Vi Bilägare lined up 12 cars and measured how long it took to complete four simple tasks while travelling at a speed of 110km/h.

The cars were

  • BMW iX
  • Dacia Sandero
  • Hyundai Ioniq 5
  • Mercedes GLB
  • MG Marvel R
  • Nissan Qashqai
  • Seat Leon
  • Subaru Outback
  • Tesla Model 3
  • Volkswagen ID.3
  • Volvo C40
  • Volvo V70 (2005)

These tasks were:

  • Activate the heated seat and increase the temperature by two degrees, then start the defroster
  • Start the radio and adjust the station to a specific station (Sweden's Program 1)
  • Reset trip computer
  • Turn the instrument lighting to its lowest level and turn off the centre display

Apart from the time taken, Vi Bilägare also measured the distance travelled. 

The results were interesting. The top performing car was the Volvo V70 from 2005 which took just 10 seconds to complete all four tasks. The worst was the MG Marvel R which took an incredible 44.9 seconds.
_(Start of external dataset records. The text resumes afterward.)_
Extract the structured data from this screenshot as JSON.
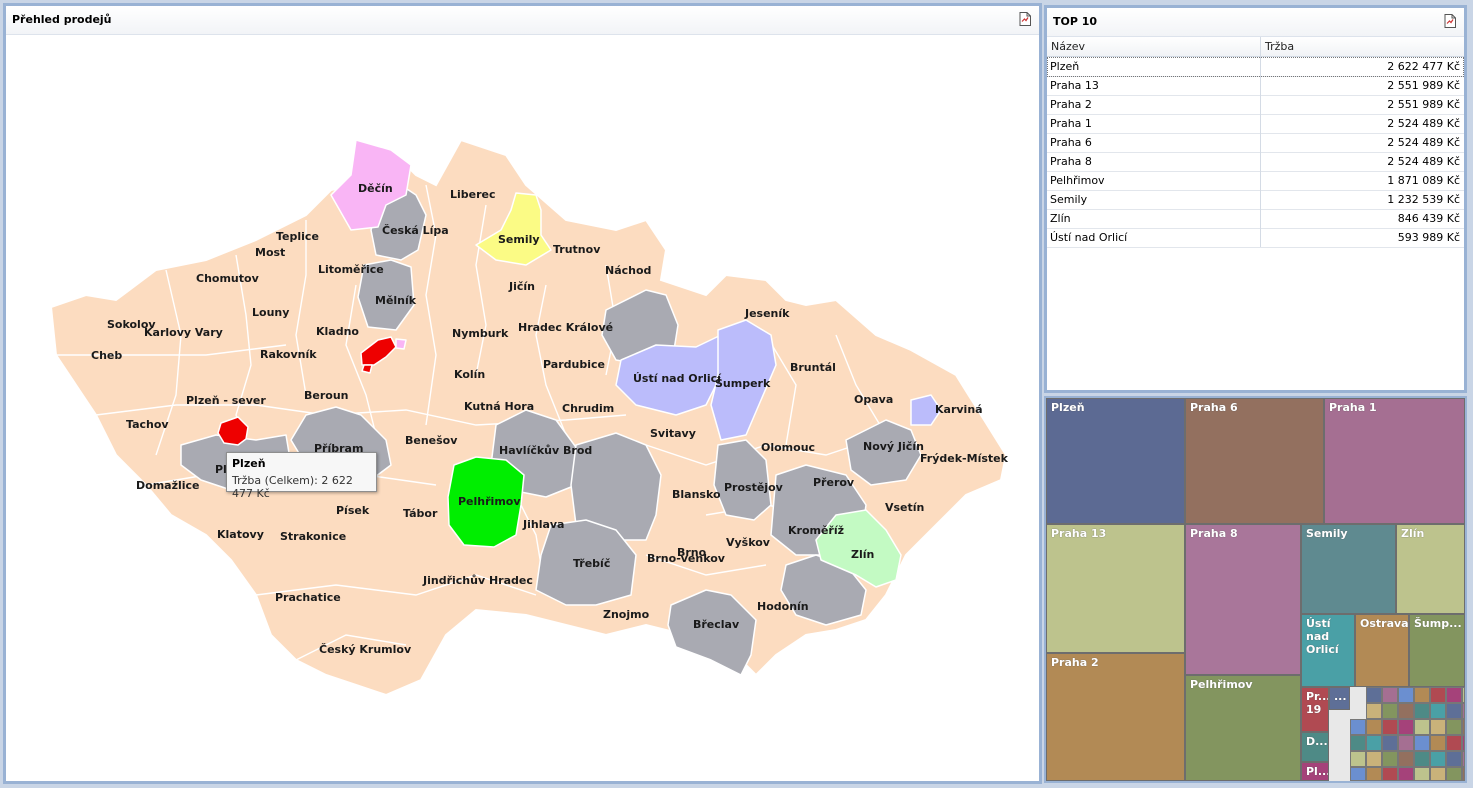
{
  "map_panel": {
    "title": "Přehled prodejů",
    "export_icon": "export-pdf-icon",
    "tooltip": {
      "title": "Plzeň",
      "text": "Tržba (Celkem): 2 622 477 Kč"
    }
  },
  "top10": {
    "title": "TOP 10",
    "export_icon": "export-pdf-icon",
    "columns": [
      "Název",
      "Tržba"
    ],
    "rows": [
      {
        "name": "Plzeň",
        "value": "2 622 477 Kč"
      },
      {
        "name": "Praha 13",
        "value": "2 551 989 Kč"
      },
      {
        "name": "Praha 2",
        "value": "2 551 989 Kč"
      },
      {
        "name": "Praha 1",
        "value": "2 524 489 Kč"
      },
      {
        "name": "Praha 6",
        "value": "2 524 489 Kč"
      },
      {
        "name": "Praha 8",
        "value": "2 524 489 Kč"
      },
      {
        "name": "Pelhřimov",
        "value": "1 871 089 Kč"
      },
      {
        "name": "Semily",
        "value": "1 232 539 Kč"
      },
      {
        "name": "Zlín",
        "value": "846 439 Kč"
      },
      {
        "name": "Ústí nad Orlicí",
        "value": "593 989 Kč"
      }
    ]
  },
  "treemap": {
    "tiles": [
      {
        "label": "Plzeň",
        "color": "#5c6a93"
      },
      {
        "label": "Praha 6",
        "color": "#93705f"
      },
      {
        "label": "Praha 1",
        "color": "#a56f92"
      },
      {
        "label": "Praha 13",
        "color": "#bdc38d"
      },
      {
        "label": "Praha 8",
        "color": "#a9769a"
      },
      {
        "label": "Semily",
        "color": "#5f8a90"
      },
      {
        "label": "Zlín",
        "color": "#bdc38d"
      },
      {
        "label": "Praha 2",
        "color": "#b28a55"
      },
      {
        "label": "Ústí nad Orlicí",
        "color": "#4aa0a6"
      },
      {
        "label": "Ostrava",
        "color": "#b28a55"
      },
      {
        "label": "Šump...",
        "color": "#83955f"
      },
      {
        "label": "Pelhřimov",
        "color": "#83955f"
      },
      {
        "label": "Pr... 19",
        "color": "#b04a52"
      },
      {
        "label": "D...",
        "color": "#4e8a86"
      },
      {
        "label": "Pl...",
        "color": "#a5427a"
      },
      {
        "label": "...",
        "color": "#5e6f97"
      }
    ]
  },
  "map_legend_colors": {
    "default": "#fcdcc0",
    "gray": "#a9aab2",
    "pink": "#f9b5f5",
    "yellow": "#fbfb85",
    "lavender": "#bbbcfb",
    "mint": "#c3fac3",
    "green": "#00ee00",
    "red": "#ee0000"
  },
  "map_labels": {
    "decin": "Děčín",
    "liberec": "Liberec",
    "ceska_lipa": "Česká Lípa",
    "teplice": "Teplice",
    "most": "Most",
    "semily": "Semily",
    "trutnov": "Trutnov",
    "chomutov": "Chomutov",
    "litomerice": "Litoměřice",
    "nachod": "Náchod",
    "jicin": "Jičín",
    "melnik": "Mělník",
    "louny": "Louny",
    "jesenik": "Jeseník",
    "sokolov": "Sokolov",
    "karlovy_vary": "Karlovy Vary",
    "kladno": "Kladno",
    "nymburk": "Nymburk",
    "hradec_kralove": "Hradec Králové",
    "cheb": "Cheb",
    "rakovnik": "Rakovník",
    "pardubice": "Pardubice",
    "bruntal": "Bruntál",
    "usti_orlici": "Ústí nad Orlicí",
    "sumperk": "Šumperk",
    "kolin": "Kolín",
    "plzen_sever": "Plzeň - sever",
    "beroun": "Beroun",
    "opava": "Opava",
    "karvina": "Karviná",
    "kutna_hora": "Kutná Hora",
    "chrudim": "Chrudim",
    "tachov": "Tachov",
    "benesov": "Benešov",
    "svitavy": "Svitavy",
    "novy_jicin": "Nový Jičín",
    "pribram": "Příbram",
    "havlickuv_brod": "Havlíčkův Brod",
    "olomouc": "Olomouc",
    "frydek": "Frýdek-Místek",
    "pl": "Pl",
    "domazlice": "Domažlice",
    "prerov": "Přerov",
    "pelhrimov": "Pelhřimov",
    "blansko": "Blansko",
    "prostejov": "Prostějov",
    "pisek": "Písek",
    "tabor": "Tábor",
    "vsetin": "Vsetín",
    "jihlava": "Jihlava",
    "kromeriz": "Kroměříž",
    "klatovy": "Klatovy",
    "strakonice": "Strakonice",
    "brno": "Brno",
    "brno_venkov": "Brno-venkov",
    "vyskov": "Vyškov",
    "zlin": "Zlín",
    "trebic": "Třebíč",
    "jindrichuv": "Jindřichův Hradec",
    "prachatice": "Prachatice",
    "hodonin": "Hodonín",
    "znojmo": "Znojmo",
    "breclav": "Břeclav",
    "cesky_krumlov": "Český Krumlov"
  }
}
The interior of the 2005 Volvo V70. (Image source: Vi Bilägare)

Because it took this long, the MG Marvel R actually travelled a whopping 1,372 metres in the time it took to complete all the tasks. In comparison, the Volvo V70 travelled just 306 metres.

The Tesla Model 3, which famously has an almost entirely bare cabin with only one large touchscreen and two buttons on the steering wheel, took 32.5 seconds.

Click to see full-size image. (Image source: Vi Bilägare)

Despite the obvious effectiveness and benefits of physical buttons and screens, it's unlikely that automakers will bring them back.

That's because, from a packaging perspective, touchscreen interfaces are far simpler and cheaper to implement. If a single touchscreen can replace all these buttons and knobs, they won't have to design multiple interiors for their different cars. This also makes the cars cheaper to produce.

The best we can hope for is that automakers continue to use buttons for crucial and frequently-used functions like climate controls, volume adjustment, hazard lights, and so on.